Christie (B-): As is the norm with Chris Christie these days, he portrayed himself as the grown up, straight talking leader in the room. He also, as usual, turned every single question into an attack on Hillary Clinton, as opposed to his opponents on stage. And again, he did it very well.
But Christie seemed to be a bit too rehearsed and quite frankly, was grasping at straws on some of his answers. When asked about what he would do, specifically, to reduce the budget deficit in the country, his only response was to cut funding to Planned Parenthood. And when asked about Kim Davis denying marriage licenses to same sex couple in Kentucky, he turned it into an answer on how horrible ISIS is. For a guy who prides himself on directly answering all questions, these answers were canned and evasive.
Rubio (C): Stop me if you have heard this before. Rubio, while he gives a great delivery, comes off as way too rehearsed. He is the student who memorized the entire book and cannot wait to recite it in front of the whole class. But when he’s asked a detailed question about what the book is about, he has trouble providing a direct answers. Tonight, once again, showed that Marco Rubio is not very good when forced to deviate from his stump speech. See the aforementioned contrasting of he and Cruz’s response to tough questions on immigration. Rubio’s answer was just not up to par.
It’s also pretty apparent he sees an opening to exceed expectations in Iowa. Rubio is a religious guy, but I have never heard him talk about his faith more than I did tonight. This might play well with the conservative evangelicals who make up a large share of the Iowa GOP electorate, but Cruz and Trump are getting most of that support and to be honest, even those answers seemed rehearsed and came off as pandering.
All in all, not a great night for Rubio.
Kasich (C-): Kasich has stayed true to himself throughout the entire campaign. A midwestern guy who tries to win on substance and optimism. Nothing changed tonight. His answers were fine and he again managed to avoid being the grumpy grandfather of the group.
But aside from a few decent answers, he disappeared for large portions of the debate. At one point I forgot he was taking part in the debate at all.
It is New Hampshire or bust for Kasich. Some polls show him doing well there and I don’t think his performance tonight hurt, or helped, in any real way.
Carson (F): “Putin is a one horse country. Oil.” This pretty much sums it up for Ben Carson tonight, and for most of this race.

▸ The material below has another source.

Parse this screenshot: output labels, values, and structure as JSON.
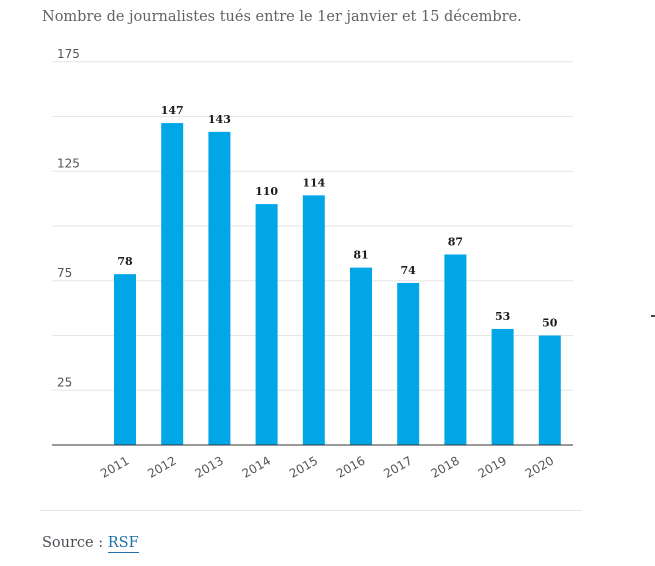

I really wish they had a shot of Carson’s face when Bret Baier was asking him what he would do if Putin invaded Estonia.
That’s all I got. What else is there to say?

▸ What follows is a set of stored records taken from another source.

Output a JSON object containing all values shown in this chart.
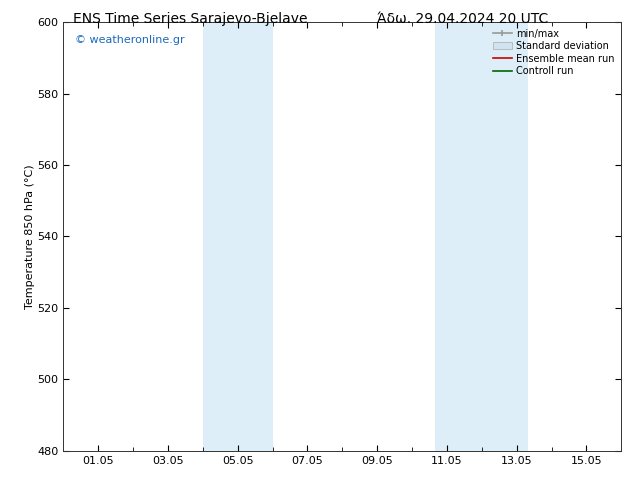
{
  "title": "ENS Time Series Sarajevo-Bjelave",
  "title_right": "Άδω. 29.04.2024 20 UTC",
  "ylabel": "Temperature 850 hPa (°C)",
  "ylim": [
    480,
    600
  ],
  "yticks": [
    480,
    500,
    520,
    540,
    560,
    580,
    600
  ],
  "xtick_positions": [
    1,
    3,
    5,
    7,
    9,
    11,
    13,
    15
  ],
  "xtick_labels": [
    "01.05",
    "03.05",
    "05.05",
    "07.05",
    "09.05",
    "11.05",
    "13.05",
    "15.05"
  ],
  "xlim": [
    0.0,
    16.0
  ],
  "minor_xtick_positions": [
    2,
    4,
    6,
    8,
    10,
    12,
    14
  ],
  "shaded_bands": [
    {
      "x_start": 4.0,
      "x_end": 6.0,
      "color": "#ddeef8"
    },
    {
      "x_start": 10.67,
      "x_end": 13.33,
      "color": "#ddeef8"
    }
  ],
  "watermark": "© weatheronline.gr",
  "watermark_color": "#1a6abf",
  "legend_entries": [
    {
      "label": "min/max",
      "color": "#999999",
      "linestyle": "-",
      "type": "line_with_caps"
    },
    {
      "label": "Standard deviation",
      "color": "#d0e4f0",
      "linestyle": "-",
      "type": "patch"
    },
    {
      "label": "Ensemble mean run",
      "color": "#cc0000",
      "linestyle": "-",
      "type": "line"
    },
    {
      "label": "Controll run",
      "color": "#006600",
      "linestyle": "-",
      "type": "line"
    }
  ],
  "background_color": "#ffffff",
  "spine_color": "#333333",
  "font_size_title": 10,
  "font_size_axis": 8,
  "font_size_ticks": 8,
  "font_size_watermark": 8,
  "font_size_legend": 7
}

Website Plugs (F): Somebody really needs to tell all candidates, Democrat and Republican, that it is not 2004 anymore. It’s 2016. Everybody on the planet knows they have websites. And if they don’t know the exact site URL, they can fire up their Google Machine and search the candidate’s name on the interwebs. Please stop doing this, already. It’s a step below the candidates who plug their books during these things.
I usually end these by giving a grand prognostication of what I think is going to happen going forward. But this race has seen so many twists and turns, I am perfectly fine saying I have no clue how this whole thing is going to shake out. But man, this is fun to watch.
The real fun begins in four days. I am going to sit back and enjoy the ride because there really is no better show on earth than a presidential election.